Costa Rica’s Constitutional Court on November 23 unanimously green-lighted the fiscal reform package. The decision came after a public service workers' strike, and more than a year of discussions. The Supreme Court had indicated that the plan, approved by the Legislative Assembly 35-22 in its first reading, would affect judicial branch operations, and must therefore be approved by a qualified majority (of 38 votes). With the Constitutional Court´s decision, the fiscal proposal will now return to Congress for its second and final vote, for which only a simple majority is needed. We think it will become law before year-end.
The decision came at a crucial moment for Costa Rica’s economic stability, given the financial situation of the central government and pressures on the FX market, where the colon has been under depreciation pressure. As we’ve indicated, the fiscal situation is very complicated, not only due to the government’s large financial deficit, forecast by the Central Bank at 7.3% of nominal GDP, but also because of the accumulation of debt maturing before year-end, including the 498 billion colons in Treasury Notes sold to the Central Bank that mature December 26. Uncertainty over the Constitutional Court’s decision left the government facing major difficulties in debt refinancing, and in raising the resources to finance the deficit. To be sure, the direct fiscal impact of the reform approval won’t be felt immediately. Nevertheless, a change in expectations could increase possibilities of future financing.
Recent Guatemalan economic trends persist, consistent with our August forecast: The economy is growing at close to 3% y/y, with inflation within Bank of Guatemala’s target range of 3% - 5%. The current account continues to be in surplus, although by less than in 2017, as the trade balance deteriorates, but private remittances more than compensate for it. The fiscal deficit is increasing, but will continue to be under 2% of GDP, and credit to private sector is rising. The exchange rate, after depreciating for most of the year, has been relatively stable for the past eight weeks, at around Q7.70 per dollar.

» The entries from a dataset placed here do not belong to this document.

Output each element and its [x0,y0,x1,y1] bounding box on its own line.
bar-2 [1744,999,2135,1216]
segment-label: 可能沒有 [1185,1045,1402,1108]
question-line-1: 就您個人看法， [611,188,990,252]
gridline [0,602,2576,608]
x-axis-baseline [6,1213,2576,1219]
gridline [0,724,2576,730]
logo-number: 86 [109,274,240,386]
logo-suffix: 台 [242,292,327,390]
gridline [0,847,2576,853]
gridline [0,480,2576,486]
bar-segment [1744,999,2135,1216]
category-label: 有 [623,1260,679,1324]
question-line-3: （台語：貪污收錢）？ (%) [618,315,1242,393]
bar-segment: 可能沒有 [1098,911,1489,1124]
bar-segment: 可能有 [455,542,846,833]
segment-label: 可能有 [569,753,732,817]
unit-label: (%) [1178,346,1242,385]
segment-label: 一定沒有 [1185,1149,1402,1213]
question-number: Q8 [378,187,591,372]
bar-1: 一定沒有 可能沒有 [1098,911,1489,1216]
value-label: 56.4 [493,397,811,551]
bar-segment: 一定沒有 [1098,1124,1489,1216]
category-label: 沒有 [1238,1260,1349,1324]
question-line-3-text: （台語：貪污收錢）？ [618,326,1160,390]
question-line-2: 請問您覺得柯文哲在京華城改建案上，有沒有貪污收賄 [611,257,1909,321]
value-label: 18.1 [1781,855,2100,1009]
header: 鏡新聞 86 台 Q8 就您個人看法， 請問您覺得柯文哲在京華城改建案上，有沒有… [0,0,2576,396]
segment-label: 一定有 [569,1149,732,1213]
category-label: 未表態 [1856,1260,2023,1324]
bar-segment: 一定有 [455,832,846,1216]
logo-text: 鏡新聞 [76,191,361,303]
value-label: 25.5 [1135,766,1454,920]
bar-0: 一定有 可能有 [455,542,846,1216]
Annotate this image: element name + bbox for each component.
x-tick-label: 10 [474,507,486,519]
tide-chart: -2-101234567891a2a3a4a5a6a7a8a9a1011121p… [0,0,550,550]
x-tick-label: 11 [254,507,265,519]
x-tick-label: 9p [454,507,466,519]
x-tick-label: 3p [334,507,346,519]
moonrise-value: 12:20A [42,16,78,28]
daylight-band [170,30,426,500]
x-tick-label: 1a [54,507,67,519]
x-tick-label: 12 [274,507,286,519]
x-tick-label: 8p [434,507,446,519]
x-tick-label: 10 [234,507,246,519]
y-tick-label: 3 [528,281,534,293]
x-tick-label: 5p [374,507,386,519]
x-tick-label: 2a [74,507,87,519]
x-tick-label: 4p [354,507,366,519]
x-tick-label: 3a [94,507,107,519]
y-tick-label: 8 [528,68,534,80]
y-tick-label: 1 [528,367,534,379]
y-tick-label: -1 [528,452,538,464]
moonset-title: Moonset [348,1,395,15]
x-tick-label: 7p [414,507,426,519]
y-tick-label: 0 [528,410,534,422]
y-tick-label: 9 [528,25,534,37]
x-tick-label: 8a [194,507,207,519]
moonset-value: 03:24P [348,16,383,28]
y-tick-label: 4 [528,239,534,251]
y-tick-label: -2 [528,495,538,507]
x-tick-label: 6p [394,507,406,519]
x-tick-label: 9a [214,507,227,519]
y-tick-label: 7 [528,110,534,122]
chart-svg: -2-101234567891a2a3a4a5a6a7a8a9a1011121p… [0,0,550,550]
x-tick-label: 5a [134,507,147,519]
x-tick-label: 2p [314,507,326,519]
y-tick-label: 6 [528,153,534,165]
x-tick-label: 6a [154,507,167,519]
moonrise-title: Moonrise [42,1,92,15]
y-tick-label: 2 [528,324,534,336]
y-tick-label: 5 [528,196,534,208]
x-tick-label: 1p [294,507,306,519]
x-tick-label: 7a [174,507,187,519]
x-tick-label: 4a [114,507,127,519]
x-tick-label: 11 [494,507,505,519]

Private sector expectations remain low. The October private sector analysts´ confidence index on economic activity was just 29.47, up from September’s 25, but still at its second lowest level of the year. Nearly 86% of respondents consider the economy in worse shape than in October 2017, and 64.3% don’t expect improvements in the next six months. Just 7.1% think this is a good time to invest.
In El Salvador, economics and politics are idling. The economy maintains the same trends we discussed in October: slowing merchandise exports, and rising imports; a slower rise of foreign remittances; faster credit to the private sector and a rising fiscal deficit since Q2 2018; and relative stability of main prices. The political environment hasn’t improved, evidently under the influence of pressures in the run-up to the February 2019 presidential election.